Army Corps Hears From Hundreds on Line 5

                        

drawn photo of line 5 with "Army Corps Hears from Hundreds on Line 5!" written on upper left corner

By Julie Geisenger 

Hundreds descended upon Little Bear East Arena in St. Ignace on Sept. 8 to give public comment on the proposed Line 5 Tunnel. The hearing is part of the Army Corps Environmental Impact Statement development process. The Army Corps will ultimately decide whether to issue the permit Enbridge needs to move forward with this dangerous project. A virtual meeting will be held October 6 or written comments can be submitted. 

Tessine Murji, a Sierra Club organizer and Canadian citizen, traveled to the meeting to provide the following testimony: “The Army Corps of Engineers must take into account the full impact of the Canadian government's interpretation of the 1977 Transit Pipeline Treaty when considering this tunnel project. If the Line 5 shutdown order is not enforced because of the 1977 treaty, it will give Enbridge carte blanche to ignore the United States federal government’s sovereign ability to enforce environmental laws regulating oil infrastructure operating in the United States.”

There is still time to make your voice heard! Sign up here for the Oct. 6 virtual meeting on Zoom or submit your written comments here.

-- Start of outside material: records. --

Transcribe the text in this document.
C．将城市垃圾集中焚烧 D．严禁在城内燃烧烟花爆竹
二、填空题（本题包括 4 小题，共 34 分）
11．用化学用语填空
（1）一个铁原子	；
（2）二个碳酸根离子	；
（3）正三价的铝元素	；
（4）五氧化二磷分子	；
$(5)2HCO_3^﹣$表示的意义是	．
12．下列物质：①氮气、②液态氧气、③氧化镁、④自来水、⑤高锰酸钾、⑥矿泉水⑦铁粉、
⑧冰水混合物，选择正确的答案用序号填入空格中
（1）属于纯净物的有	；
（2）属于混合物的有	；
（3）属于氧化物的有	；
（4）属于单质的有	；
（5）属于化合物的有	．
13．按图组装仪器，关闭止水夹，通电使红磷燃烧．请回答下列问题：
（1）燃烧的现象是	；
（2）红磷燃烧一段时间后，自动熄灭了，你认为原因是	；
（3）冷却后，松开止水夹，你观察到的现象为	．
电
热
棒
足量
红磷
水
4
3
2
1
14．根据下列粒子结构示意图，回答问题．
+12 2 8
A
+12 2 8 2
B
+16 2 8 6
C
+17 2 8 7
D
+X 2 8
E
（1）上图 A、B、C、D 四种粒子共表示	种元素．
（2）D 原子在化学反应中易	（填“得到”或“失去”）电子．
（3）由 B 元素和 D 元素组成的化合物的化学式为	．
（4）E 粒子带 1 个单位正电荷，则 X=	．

In other Line 5 news, the Bad River Band of the Lake Superior Tribe of the Chippewa Indians recently won a legal battle against Enbridge, which has been operating illegally on 12 miles of the Bad River Reservation in Wisconsin after the pipeline company’s easement expired in 2013. In a very strong ruling in favor of the tribe, the federal judge ruled Enbridge’s failure to remove their pipeline constitutes trespass on tribal lands and they must pay damages to the tribe but came short of ordering Line 5 to shut down at this time.